If the Lehman Brothers bankruptcy was the match that touched off the global financial conflagration last September, AIG Insurance was the dry powder in the room. AIG had quietly (and lucratively) contrived to guarantee the credit quality of debt securities in portfolios around the world, and when Lehman went down, the collateral calls on AIG were incredibly large. In the vast rogue’s gallery of malfeasance, idiocy, and wishful thinking that has become global finance in recent years, AIG stands out. It is a very special case, both in the audacity of its actions and in the scale of the damage its failure caused.

And now, the behavior of AIG’s executives with regard to bonus payments sets them apart yet again in a season of extreme public anger at financial practitioners of all kinds, from Bernie Madoff to the most prudent bank managers.

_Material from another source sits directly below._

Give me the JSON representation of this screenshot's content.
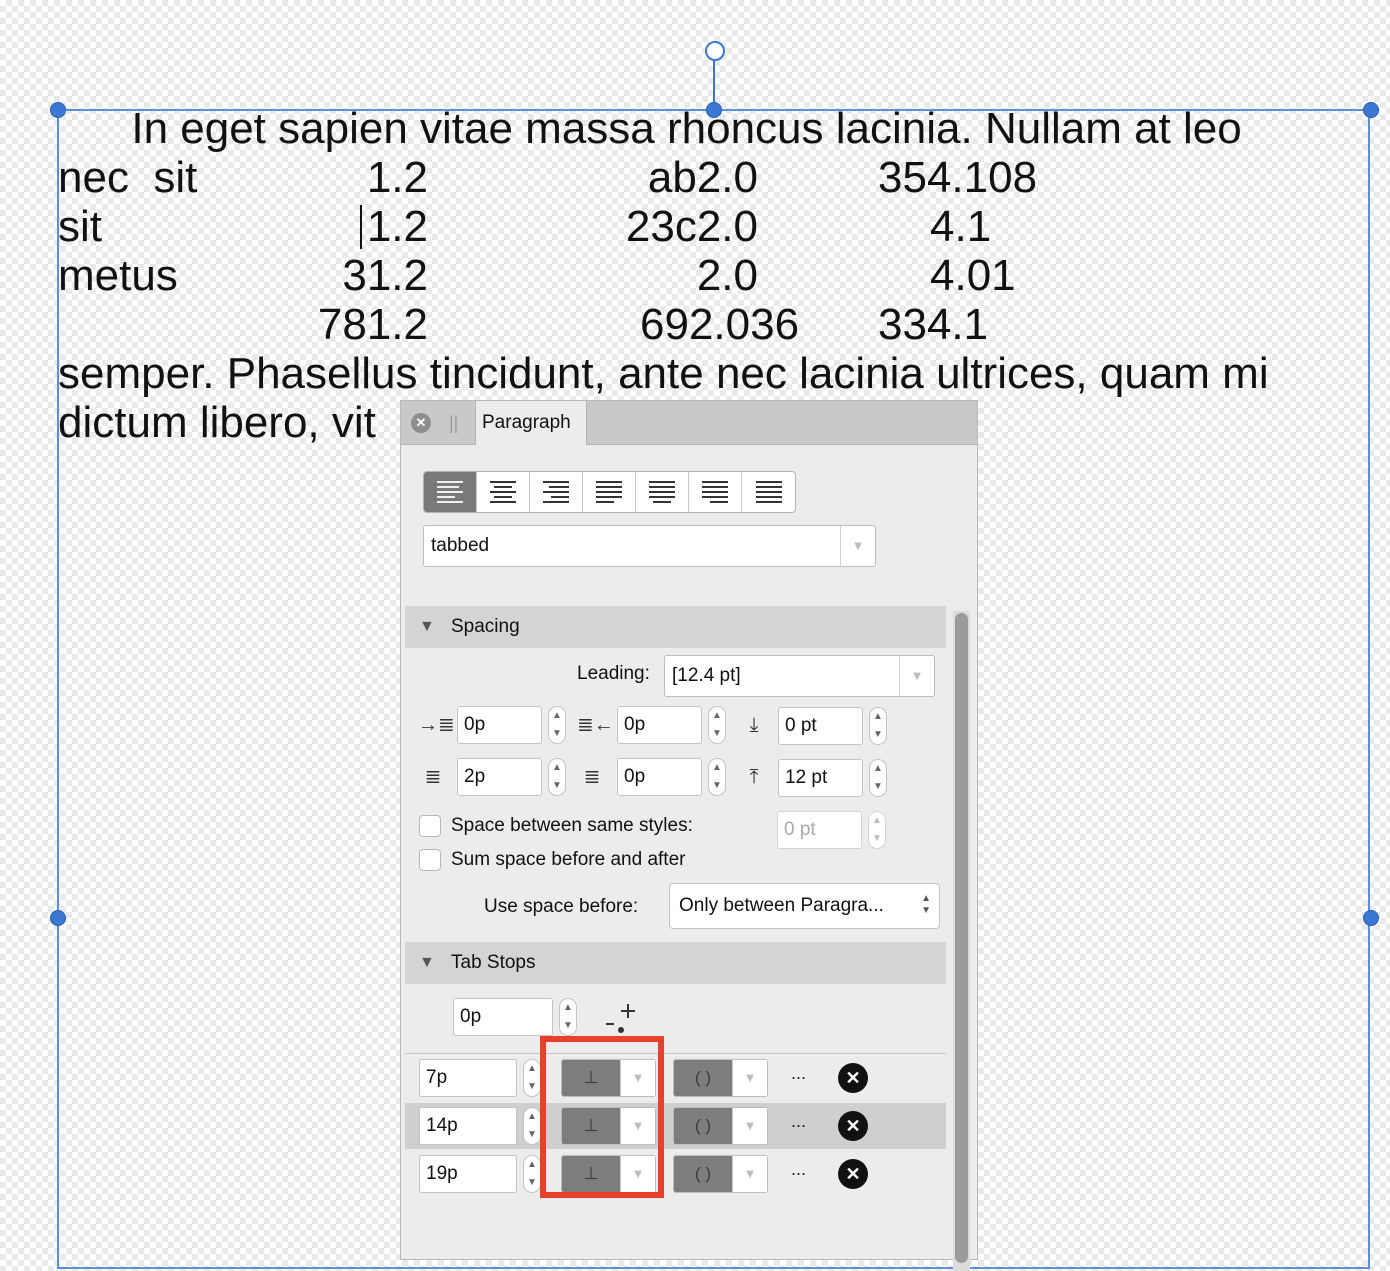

The NY Fed’s deal with AIG, hurriedly struck over the course of a single hectic day, has been modified many times. The U.S. Treasury now owns securities issued by AIG that are convertible into just under 80% of the company’s common stock. The Treasury owns AIG for all ends and intents.

And by my reading of the relevant term sheets and subsequent covenants, there is indeed a case to be made that the Treasury can induce AIG’s management to rescind the payment of bonuses to the very traders and managers who caused all the damage. The contractual issues are real and will be litigated, but again, AIG is a very special case and deserves the attention.

It’s quite remarkable, and indicative of the public mood, to hear Iowa Senator Charles Grassley demand that the managers of AIG publicly apologize and then either resign or commit suicide. He literally said it!

There’s much to debate about the way government should deal with the financial companies it has rightly chosen to assist through extraordinary means. I had every confidence that people like Henry Paulson and Ben Bernanke fully understood the critical importance of returning private businesses to private control as soon as possible. But I have very little confidence that Congress and the new administration have the same understanding.

Be that as it may, AIG is made special by the depth of its  sins and the reach of its  impact. It deserves no sympathy. AIG’s core insurance businesses are well-regulated, healthy and very profitable. They should be divested as soon as possible, with the proceeds to benefit the Treasury rather than current shareholders. But the toxic mess that is the AIG credit-default swap portfolio will unavoidably be the government’s problem for several more years to come.